What does LOI mean, besides being an acronym? LOI is an abbreviation you will hear in different business’s and can mean different things relative to the industry in which it is being used. In regards to commercial real estate LOI stands for “letter of intent“. It is used during the initial stages of a transaction. The transaction can be a purchase or lease of a property.

An LOI or letter of intent is a non-binding proposal or agreement between the buyer and seller or tenant and landlord. This is the first formal step in most transactions.  An LOI should be as detailed as possible and lay out the important points. To be certain the LOI is in fact non-binding, it will consist of a section that explicitly states it is not a binding contract. Neither party can rely on the LOI as creating any kind of legal obligation. The LOI memorializes the terms of a real estate transaction before it is finalized. It is an agreement that states the desire to enter into a real estate transaction, such as a sale or lease. It outlines the crucial terms before the purchase contract or lease is signed. Any party involved in the transaction can draft a LOI which ultimately conveys that the tenant or landlord is serious in regards to committing to a purchase or lease and ready to move forward. The LOI is a good tool to see if the subject property is a good fit. It will flush out properties that will not work and determine how serious the tenant/owner is.
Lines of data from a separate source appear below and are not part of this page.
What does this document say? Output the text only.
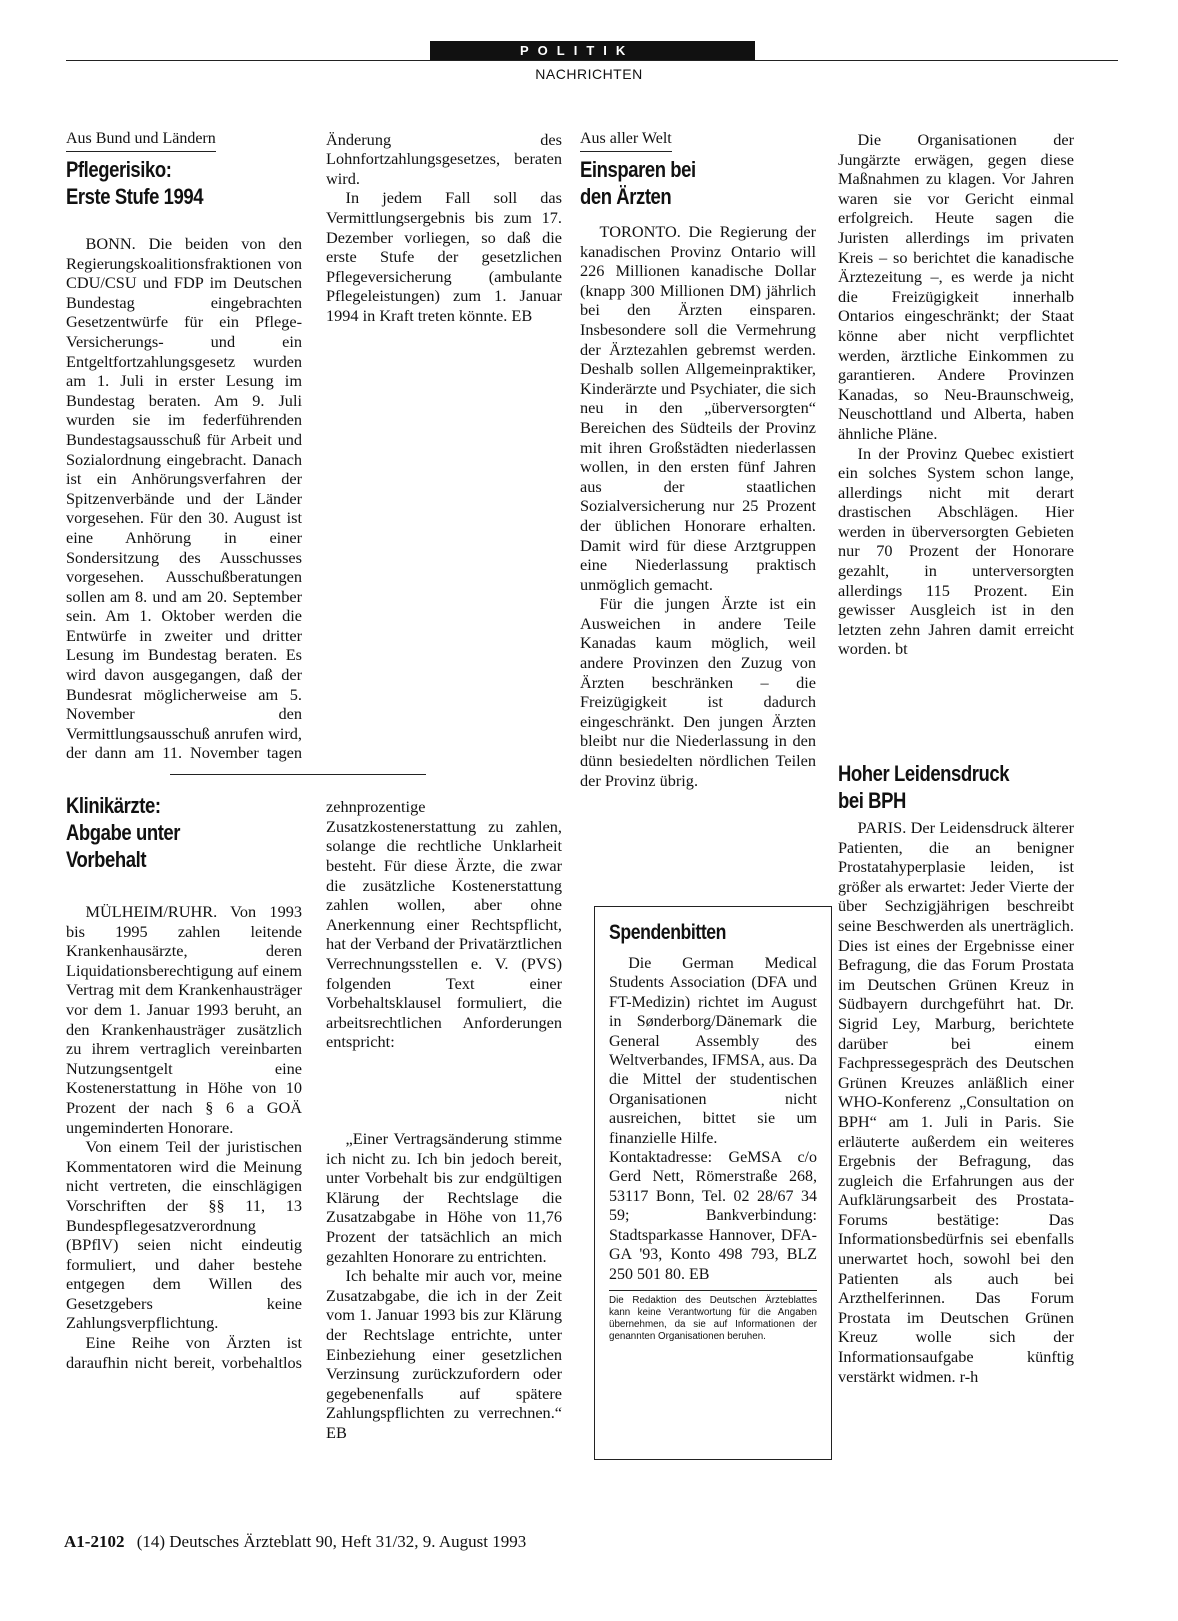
POLITIK
NACHRICHTEN
Aus Bund und Ländern
Pflegerisiko:
Erste Stufe 1994

BONN. Die beiden von den Regierungskoalitionsfraktionen von CDU/CSU und FDP im Deutschen Bundestag eingebrachten Gesetzentwürfe für ein Pflege-Versicherungs- und ein Entgeltfortzahlungsgesetz wurden am 1. Juli in erster Lesung im Bundestag beraten. Am 9. Juli wurden sie im federführenden Bundestagsausschuß für Arbeit und Sozialordnung eingebracht. Danach ist ein Anhörungsverfahren der Spitzenverbände und der Länder vorgesehen. Für den 30. August ist eine Anhörung in einer Sondersitzung des Ausschusses vorgesehen. Ausschußberatungen sollen am 8. und am 20. September sein. Am 1. Oktober werden die Entwürfe in zweiter und dritter Lesung im Bundestag beraten. Es wird davon ausgegangen, daß der Bundesrat möglicherweise am 5. November den Vermittlungsausschuß anrufen wird, der dann am 11. November tagen

Änderung des Lohnfortzahlungsgesetzes, beraten wird.

In jedem Fall soll das Vermittlungsergebnis bis zum 17. Dezember vorliegen, so daß die erste Stufe der gesetzlichen Pflegeversicherung (ambulante Pflegeleistungen) zum 1. Januar 1994 in Kraft treten könnte. EB

Klinikärzte:
Abgabe unter
Vorbehalt

MÜLHEIM/RUHR. Von 1993 bis 1995 zahlen leitende Krankenhausärzte, deren Liquidationsberechtigung auf einem Vertrag mit dem Krankenhausträger vor dem 1. Januar 1993 beruht, an den Krankenhausträger zusätzlich zu ihrem vertraglich vereinbarten Nutzungsentgelt eine Kostenerstattung in Höhe von 10 Prozent der nach § 6 a GOÄ ungeminderten Honorare.

Von einem Teil der juristischen Kommentatoren wird die Meinung nicht vertreten, die einschlägigen Vorschriften der §§ 11, 13 Bundespflegesatzverordnung (BPflV) seien nicht eindeutig formuliert, und daher bestehe entgegen dem Willen des Gesetzgebers keine Zahlungsverpflichtung.

Eine Reihe von Ärzten ist daraufhin nicht bereit, vorbehaltlos

zehnprozentige Zusatzkostenerstattung zu zahlen, solange die rechtliche Unklarheit besteht. Für diese Ärzte, die zwar die zusätzliche Kostenerstattung zahlen wollen, aber ohne Anerkennung einer Rechtspflicht, hat der Verband der Privatärztlichen Verrechnungsstellen e. V. (PVS) folgenden Text einer Vorbehaltsklausel formuliert, die arbeitsrechtlichen Anforderungen entspricht:

„Einer Vertragsänderung stimme ich nicht zu. Ich bin jedoch bereit, unter Vorbehalt bis zur endgültigen Klärung der Rechtslage die Zusatzabgabe in Höhe von 11,76 Prozent der tatsächlich an mich gezahlten Honorare zu entrichten.

Ich behalte mir auch vor, meine Zusatzabgabe, die ich in der Zeit vom 1. Januar 1993 bis zur Klärung der Rechtslage entrichte, unter Einbeziehung einer gesetzlichen Verzinsung zurückzufordern oder gegebenenfalls auf spätere Zahlungspflichten zu verrechnen.“ EB

Aus aller Welt
Einsparen bei
den Ärzten

TORONTO. Die Regierung der kanadischen Provinz Ontario will 226 Millionen kanadische Dollar (knapp 300 Millionen DM) jährlich bei den Ärzten einsparen. Insbesondere soll die Vermehrung der Ärztezahlen gebremst werden. Deshalb sollen Allgemeinpraktiker, Kinderärzte und Psychiater, die sich neu in den „überversorgten“ Bereichen des Südteils der Provinz mit ihren Großstädten niederlassen wollen, in den ersten fünf Jahren aus der staatlichen Sozialversicherung nur 25 Prozent der üblichen Honorare erhalten. Damit wird für diese Arztgruppen eine Niederlassung praktisch unmöglich gemacht.

Für die jungen Ärzte ist ein Ausweichen in andere Teile Kanadas kaum möglich, weil andere Provinzen den Zuzug von Ärzten beschränken – die Freizügigkeit ist dadurch eingeschränkt. Den jungen Ärzten bleibt nur die Niederlassung in den dünn besiedelten nördlichen Teilen der Provinz übrig.

Die Organisationen der Jungärzte erwägen, gegen diese Maßnahmen zu klagen. Vor Jahren waren sie vor Gericht einmal erfolgreich. Heute sagen die Juristen allerdings im privaten Kreis – so berichtet die kanadische Ärztezeitung –, es werde ja nicht die Freizügigkeit innerhalb Ontarios eingeschränkt; der Staat könne aber nicht verpflichtet werden, ärztliche Einkommen zu garantieren. Andere Provinzen Kanadas, so Neu-Braunschweig, Neuschottland und Alberta, haben ähnliche Pläne.

In der Provinz Quebec existiert ein solches System schon lange, allerdings nicht mit derart drastischen Abschlägen. Hier werden in überversorgten Gebieten nur 70 Prozent der Honorare gezahlt, in unterversorgten allerdings 115 Prozent. Ein gewisser Ausgleich ist in den letzten zehn Jahren damit erreicht worden. bt

Spendenbitten

Die German Medical Students Association (DFA und FT-Medizin) richtet im August in Sønderborg/Dänemark die General Assembly des Weltverbandes, IFMSA, aus. Da die Mittel der studentischen Organisationen nicht ausreichen, bittet sie um finanzielle Hilfe.

Kontaktadresse: GeMSA c/o Gerd Nett, Römerstraße 268, 53117 Bonn, Tel. 02 28/67 34 59; Bankverbindung: Stadtsparkasse Hannover, DFA-GA '93, Konto 498 793, BLZ 250 501 80. EB

Die Redaktion des Deutschen Ärzteblattes kann keine Verantwortung für die Angaben übernehmen, da sie auf Informationen der genannten Organisationen beruhen.
Hoher Leidensdruck
bei BPH

PARIS. Der Leidensdruck älterer Patienten, die an benigner Prostatahyperplasie leiden, ist größer als erwartet: Jeder Vierte der über Sechzigjährigen beschreibt seine Beschwerden als unerträglich. Dies ist eines der Ergebnisse einer Befragung, die das Forum Prostata im Deutschen Grünen Kreuz in Südbayern durchgeführt hat. Dr. Sigrid Ley, Marburg, berichtete darüber bei einem Fachpressegespräch des Deutschen Grünen Kreuzes anläßlich einer WHO-Konferenz „Consultation on BPH“ am 1. Juli in Paris. Sie erläuterte außerdem ein weiteres Ergebnis der Befragung, das zugleich die Erfahrungen aus der Aufklärungsarbeit des Prostata-Forums bestätige: Das Informationsbedürfnis sei ebenfalls unerwartet hoch, sowohl bei den Patienten als auch bei Arzthelferinnen. Das Forum Prostata im Deutschen Grünen Kreuz wolle sich der Informationsaufgabe künftig verstärkt widmen. r-h

A1-2102 (14) Deutsches Ärzteblatt 90, Heft 31/32, 9. August 1993
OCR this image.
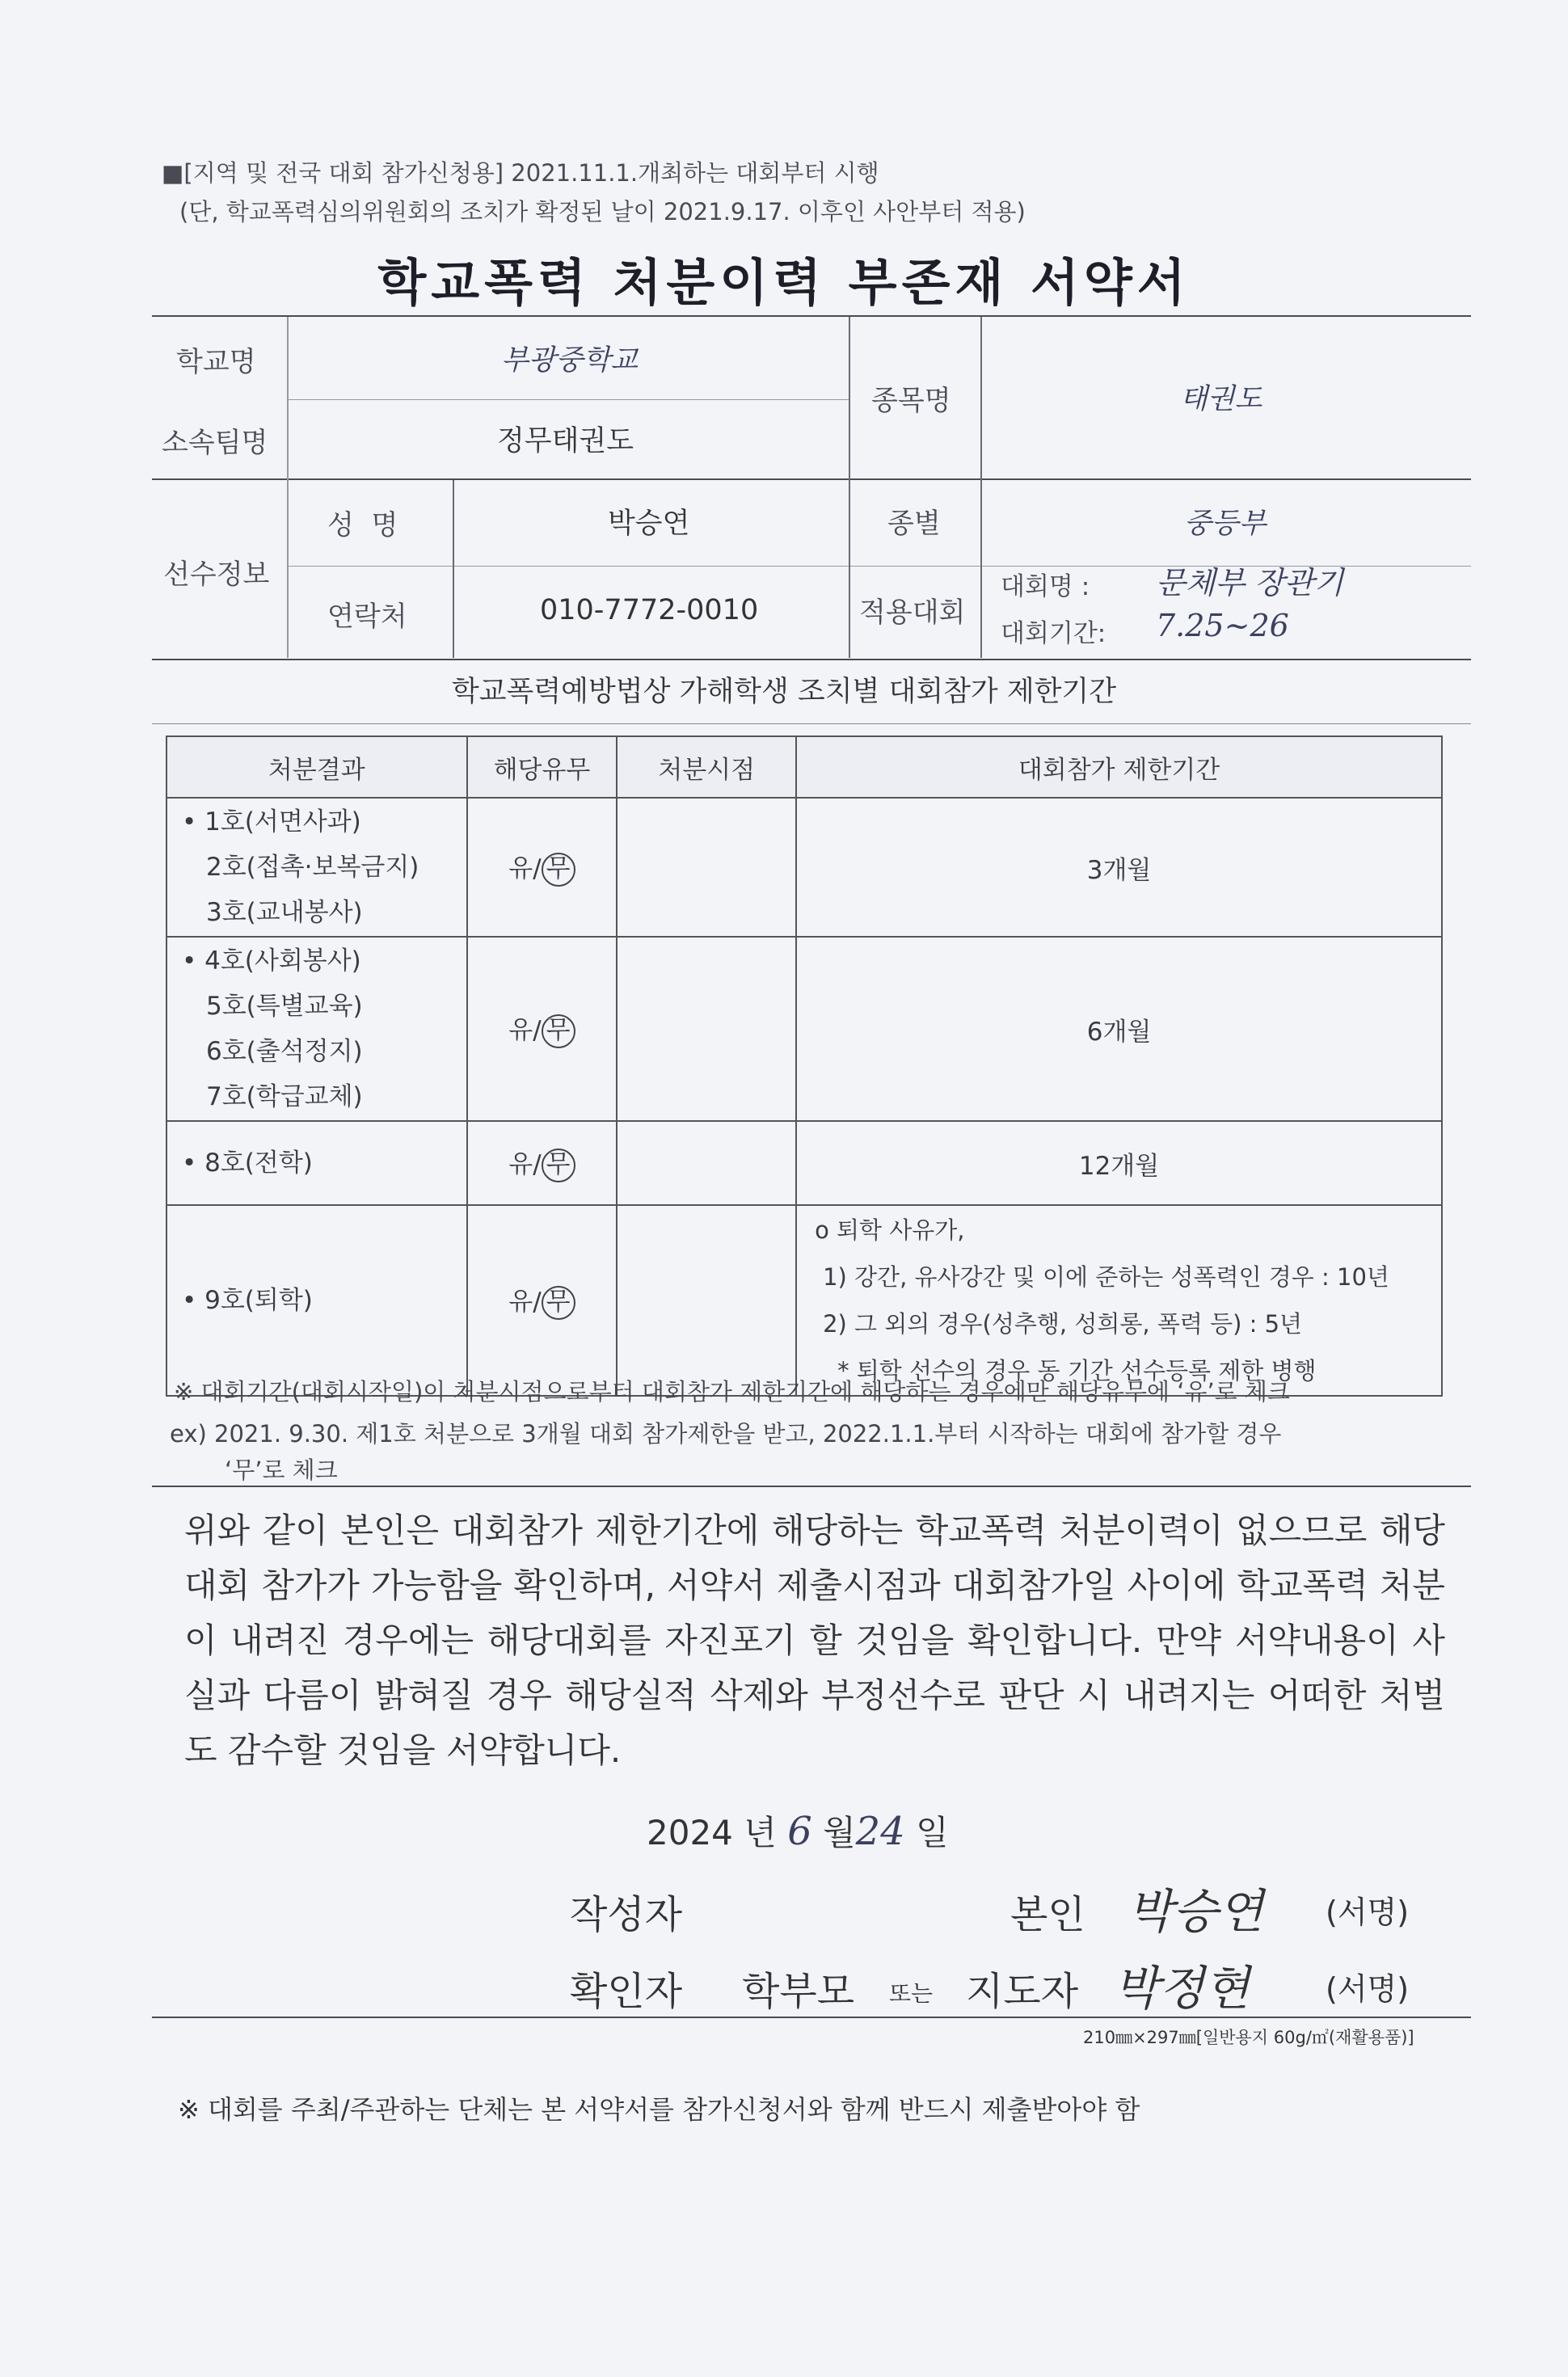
■[지역 및 전국 대회 참가신청용] 2021.11.1.개최하는 대회부터 시행
(단, 학교폭력심의위원회의 조치가 확정된 날이 2021.9.17. 이후인 사안부터 적용)
학교폭력 처분이력 부존재 서약서
학교명	부광중학교
소속팀명	정무태권도
종목명	태권도
선수정보
성  명	박승연	종별	중등부
연락처	010-7772-0010	적용대회
대회명 : 문체부 장관기
대회기간: 7.25~26
학교폭력예방법상 가해학생 조치별 대회참가 제한기간
처분결과	해당유무	처분시점	대회참가 제한기간

• 1호(서면사과)
2호(접촉·보복금지)
3호(교내봉사)	유/ 무		3개월

• 4호(사회봉사)
5호(특별교육)
6호(출석정지)
7호(학급교체)	유/ 무		6개월

• 8호(전학)	유/ 무		12개월

• 9호(퇴학)	유/ 무		o 퇴학 사유가,
1) 강간, 유사강간 및 이에 준하는 성폭력인 경우 : 10년
2) 그 외의 경우(성추행, 성희롱, 폭력 등) : 5년
* 퇴학 선수의 경우 동 기간 선수등록 제한 병행
※ 대회기간(대회시작일)이 처분시점으로부터 대회참가 제한기간에 해당하는 경우에만 해당유무에 ‘유’로 체크
ex) 2021. 9.30. 제1호 처분으로 3개월 대회 참가제한을 받고, 2022.1.1.부터 시작하는 대회에 참가할 경우
‘무’로 체크
위와 같이 본인은 대회참가 제한기간에 해당하는 학교폭력 처분이력이 없으므로 해당 대회 참가가 가능함을 확인하며, 서약서 제출시점과 대회참가일 사이에 학교폭력 처분이 내려진 경우에는 해당대회를 자진포기 할 것임을 확인합니다. 만약 서약내용이 사실과 다름이 밝혀질 경우 해당실적 삭제와 부정선수로 판단 시 내려지는 어떠한 처벌도 감수할 것임을 서약합니다.
2024 년 6 월24 일
작성자	본인 박승연 (서명)
확인자 학부모 또는 지도자 박정현 (서명)
210㎜×297㎜[일반용지 60g/㎡(재활용품)]
※ 대회를 주최/주관하는 단체는 본 서약서를 참가신청서와 함께 반드시 제출받아야 함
The following is a list of common subjects or themes that should be present in a LOI:

  • These terms Identify the parties involved Buyer/Seller or Tenant/Landlord
  • It will also have the names of all parties involved such as tenants name or DBA name
  • The LOI should stipulate a time frame for approval
  • It should state that the LOI is Non-Binding
  • There should be language stating that the LOI will be succeeded by a signed lease or purchase agreement
  • Contingent on the type of use, there are other provisions that need to be addressed in the LOI
  • It should set out key matters such as subject property, suite number, floor number, a description of the space, term (length of lease), lease commencement, sale price, rental rate, rental increases, type of rent structure (triple net, modified gross, full service grow), any restrictions or exclusivity and who is responsible for what.

 

When subject to the extensive documents that comes with a real estate matter, LOI’s save time and money. The expectation is to come to a settlement on all main deal topics in advance so all the monotonous paper work that comes with the transaction is done with the goal to close the transaction. The LOI assists to convey concerns at the beginning of the transaction so as not to go down a fruitless path. Every transaction should start with an LOI. Before an broker submits the LOI he or she will send it to the buyer/tenant in order for them to review and approve it. Afterwards the agent will send it to the seller/tenant broker for review and submittal for the seller/tenant.